Study and academic career

So Følling studied after the completion of the single and newly established Norwegian Technical University in Trondheim Chemical Engineering. After graduating in 1916 expected his family that he if not, it took up residence in Trondheim on the family farm. Følling planned, however, to continue his studies at the University of Oslo and requested a small loan from his father, who granted it to him in the belief that it was a jump start for careers in the great capital. When he had to ask a year later for financial support, Følling confessed to the urging of his brother, that he taught at the University of Kristiania, at the Dental Faculty of Chemistry and part-time study medicine. Fortunately, the father admired his son studied and wished him all the best. Also taught after the completion of this study in 1922 and conducted research Følling further at the Dental Faculty. In the following years he traveled extensively, has held various positions as assistant physician and trained in England, Denmark and the USA, where he studied in 1928 with a grant from the Rockefeller Foundation to continue. In 1929 he was awarded the academic degree of Doctor. 1930 was followed by a second research trip to the U.S. in 1931 he married his wife, Guri, who accompanied him shortly after the wedding to another research grant to Vienna. In 1932 he was appointed professor of food science at the University of Oslo and in 1935 professor of physiology at the veterinary college. From 1953 until his retirement in 1958 he was a professor of biochemistry and medical director of the central laboratory at Rikshospitalet in Oslo.

Work

The name Føllings is mainly associated with the first discovery of a congenital metabolic disease, phenylketonuria. This disease is called in Norwegian language in his honor mostly Følling disease.

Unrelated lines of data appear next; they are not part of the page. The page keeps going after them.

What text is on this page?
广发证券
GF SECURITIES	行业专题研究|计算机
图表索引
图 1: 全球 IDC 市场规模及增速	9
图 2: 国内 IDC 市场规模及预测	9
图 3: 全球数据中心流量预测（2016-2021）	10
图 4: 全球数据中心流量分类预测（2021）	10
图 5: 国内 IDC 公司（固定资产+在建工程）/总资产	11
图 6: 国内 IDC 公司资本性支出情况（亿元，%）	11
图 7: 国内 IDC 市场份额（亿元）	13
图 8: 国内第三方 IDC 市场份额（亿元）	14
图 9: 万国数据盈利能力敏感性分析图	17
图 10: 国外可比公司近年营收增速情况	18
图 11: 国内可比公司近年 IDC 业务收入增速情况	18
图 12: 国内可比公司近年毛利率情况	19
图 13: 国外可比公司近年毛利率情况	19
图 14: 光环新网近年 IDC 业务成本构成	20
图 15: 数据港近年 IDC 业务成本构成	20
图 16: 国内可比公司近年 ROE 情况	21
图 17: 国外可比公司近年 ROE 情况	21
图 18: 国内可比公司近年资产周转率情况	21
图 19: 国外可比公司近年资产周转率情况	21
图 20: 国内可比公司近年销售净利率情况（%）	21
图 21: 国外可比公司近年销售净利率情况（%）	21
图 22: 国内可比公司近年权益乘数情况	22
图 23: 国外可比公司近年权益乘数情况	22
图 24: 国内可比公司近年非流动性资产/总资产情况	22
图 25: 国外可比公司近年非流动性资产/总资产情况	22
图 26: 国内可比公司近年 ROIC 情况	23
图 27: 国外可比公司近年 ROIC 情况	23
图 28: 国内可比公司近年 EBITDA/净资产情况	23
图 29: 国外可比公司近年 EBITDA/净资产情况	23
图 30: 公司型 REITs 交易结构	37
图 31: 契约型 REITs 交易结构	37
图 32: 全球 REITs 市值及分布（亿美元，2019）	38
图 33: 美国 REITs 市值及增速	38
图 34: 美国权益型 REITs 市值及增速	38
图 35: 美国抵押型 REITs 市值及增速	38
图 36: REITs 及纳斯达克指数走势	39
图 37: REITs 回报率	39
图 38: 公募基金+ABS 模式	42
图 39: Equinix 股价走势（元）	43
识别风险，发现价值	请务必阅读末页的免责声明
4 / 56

The parents of two children with mental retardation in Oslo had noticed a strange musty smell of the urine of both siblings. They learned that Følling research on metabolic diseases and occurred after several failed visits to the doctor in 1939 with the question up to him whether possibly a connection between this eye-catching smell and the disability of their children could be. Although Følling had never heard of such a context, he agreed to examine the urine. At the first examination of a urine sample of the older daughter, the current samples on protein, blood, inflammatory cells, and glucose were normal. When he replied in search of ketones an acidified urine sample with iron ( III ) chloride solution, this turned dark green, a reaction that he had never seen before. Obviously had to be present an unknown substance in the urine. Even the younger brother, he found the same striking reaction with ferric chloride. Now Følling began after the unknown substance to look for that he eventually identified as phenylpyruvic. Since he had not forgotten the original question of the parents, whether there was a connection with the spiritual development disorder, he examined in institutions for the care of the mentally handicapped in and around Oslo a total of 480 children and found eight of them more with the eye-catching Excretion, two other sibling pairs. In the same year he published in a Norwegian and a German magazine his findings and called the disorder first Imbecillitas phenylpyruvica, phenylpyruvic bullshit.